Video-Text pre-training aims at learning transferable representations from
large-scale video-text pairs via aligning the semantics between visual and
textual information. State-of-the-art approaches extract visual features from
raw pixels in an end-to-end fashion. However, these methods operate at
frame-level directly and thus overlook the spatio-temporal structure of objects
in video, which yet has a strong synergy with nouns in textual descriptions. In
this work, we propose a simple yet effective module for video-text
representation learning, namely RegionLearner, which can take into account the
structure of objects during pre-training on large-scale video-text pairs. Given
a video, our module (1) first quantizes visual features into semantic clusters,
then (2) generates learnable masks and uses them to aggregate the features
belonging to the same semantic region, and finally (3) models the interactions
between different aggregated regions.
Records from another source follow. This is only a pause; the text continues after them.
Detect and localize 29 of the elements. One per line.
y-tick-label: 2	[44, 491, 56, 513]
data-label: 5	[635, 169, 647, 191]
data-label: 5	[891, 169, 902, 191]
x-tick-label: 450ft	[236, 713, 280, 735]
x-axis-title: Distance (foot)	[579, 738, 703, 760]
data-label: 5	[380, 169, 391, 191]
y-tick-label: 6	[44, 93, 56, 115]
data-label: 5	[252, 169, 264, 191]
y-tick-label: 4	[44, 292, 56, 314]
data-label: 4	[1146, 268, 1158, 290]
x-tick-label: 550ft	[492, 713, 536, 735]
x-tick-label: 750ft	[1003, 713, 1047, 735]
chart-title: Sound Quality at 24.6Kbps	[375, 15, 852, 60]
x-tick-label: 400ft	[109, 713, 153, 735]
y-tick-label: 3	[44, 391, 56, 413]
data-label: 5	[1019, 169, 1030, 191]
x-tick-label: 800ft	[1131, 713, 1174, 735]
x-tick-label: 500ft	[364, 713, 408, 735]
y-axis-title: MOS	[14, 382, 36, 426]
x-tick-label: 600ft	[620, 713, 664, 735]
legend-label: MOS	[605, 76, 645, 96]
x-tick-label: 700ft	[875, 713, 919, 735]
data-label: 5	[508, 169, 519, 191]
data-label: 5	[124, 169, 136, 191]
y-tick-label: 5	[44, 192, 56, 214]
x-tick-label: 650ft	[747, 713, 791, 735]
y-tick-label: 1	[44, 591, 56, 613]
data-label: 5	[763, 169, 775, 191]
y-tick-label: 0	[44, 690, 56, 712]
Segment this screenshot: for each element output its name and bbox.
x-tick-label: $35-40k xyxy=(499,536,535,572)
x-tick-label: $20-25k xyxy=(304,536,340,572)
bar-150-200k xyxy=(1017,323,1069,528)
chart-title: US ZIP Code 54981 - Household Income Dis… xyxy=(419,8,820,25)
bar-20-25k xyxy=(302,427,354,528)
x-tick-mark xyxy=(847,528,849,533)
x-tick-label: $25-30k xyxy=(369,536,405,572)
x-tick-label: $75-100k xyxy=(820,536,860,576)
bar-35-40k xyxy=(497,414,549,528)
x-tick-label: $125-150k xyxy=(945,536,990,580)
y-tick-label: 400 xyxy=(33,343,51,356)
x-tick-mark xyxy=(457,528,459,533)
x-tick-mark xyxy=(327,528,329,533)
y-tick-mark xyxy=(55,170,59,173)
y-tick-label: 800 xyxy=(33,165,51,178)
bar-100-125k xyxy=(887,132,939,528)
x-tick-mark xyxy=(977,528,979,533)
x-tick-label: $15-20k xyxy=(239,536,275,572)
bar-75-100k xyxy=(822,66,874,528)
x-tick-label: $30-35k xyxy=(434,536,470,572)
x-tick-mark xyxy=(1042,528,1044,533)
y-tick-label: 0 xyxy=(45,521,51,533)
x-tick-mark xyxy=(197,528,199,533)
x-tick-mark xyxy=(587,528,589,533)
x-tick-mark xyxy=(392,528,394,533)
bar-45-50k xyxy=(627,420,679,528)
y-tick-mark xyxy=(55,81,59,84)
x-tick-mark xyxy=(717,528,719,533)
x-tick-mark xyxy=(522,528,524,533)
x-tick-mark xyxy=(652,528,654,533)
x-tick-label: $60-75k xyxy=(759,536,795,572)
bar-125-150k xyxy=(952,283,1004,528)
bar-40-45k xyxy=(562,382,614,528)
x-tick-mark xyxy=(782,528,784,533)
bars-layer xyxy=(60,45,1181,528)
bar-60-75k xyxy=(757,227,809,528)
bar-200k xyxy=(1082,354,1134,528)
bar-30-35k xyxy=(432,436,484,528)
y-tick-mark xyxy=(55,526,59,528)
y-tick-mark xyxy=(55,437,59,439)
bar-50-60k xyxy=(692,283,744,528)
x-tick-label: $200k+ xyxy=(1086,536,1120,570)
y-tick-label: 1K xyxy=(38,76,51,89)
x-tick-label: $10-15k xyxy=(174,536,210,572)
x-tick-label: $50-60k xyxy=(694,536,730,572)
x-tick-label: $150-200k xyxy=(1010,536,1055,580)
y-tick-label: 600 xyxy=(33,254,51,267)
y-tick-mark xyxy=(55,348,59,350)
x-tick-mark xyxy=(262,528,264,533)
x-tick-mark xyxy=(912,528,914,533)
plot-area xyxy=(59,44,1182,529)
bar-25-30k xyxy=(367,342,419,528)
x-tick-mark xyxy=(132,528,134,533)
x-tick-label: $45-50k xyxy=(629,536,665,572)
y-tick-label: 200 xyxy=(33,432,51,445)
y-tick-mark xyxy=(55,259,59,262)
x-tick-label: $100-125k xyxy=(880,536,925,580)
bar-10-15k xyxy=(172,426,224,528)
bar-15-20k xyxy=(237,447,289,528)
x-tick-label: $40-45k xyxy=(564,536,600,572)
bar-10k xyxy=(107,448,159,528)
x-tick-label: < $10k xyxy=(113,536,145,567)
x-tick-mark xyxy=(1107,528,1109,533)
In contrast to using off-the-shelf object
detectors, our proposed module does not require explicit supervision and is
much more computationally efficient. We pre-train the proposed approach on the
public WebVid2M and CC3M datasets. Extensive evaluations on four downstream
video-text retrieval benchmarks clearly demonstrate the effectiveness of our
RegionLearner. The code will be available at
this https URL

本研究提出一种新的视频文本表示学习模块（RegionLearner），能够在大规模视频文本对的预训练中考虑对象结构，并通过语义群聚来合并视觉特征，最终通过不同聚合区域之间的交互来建模，从而促进视频文本检索的效果。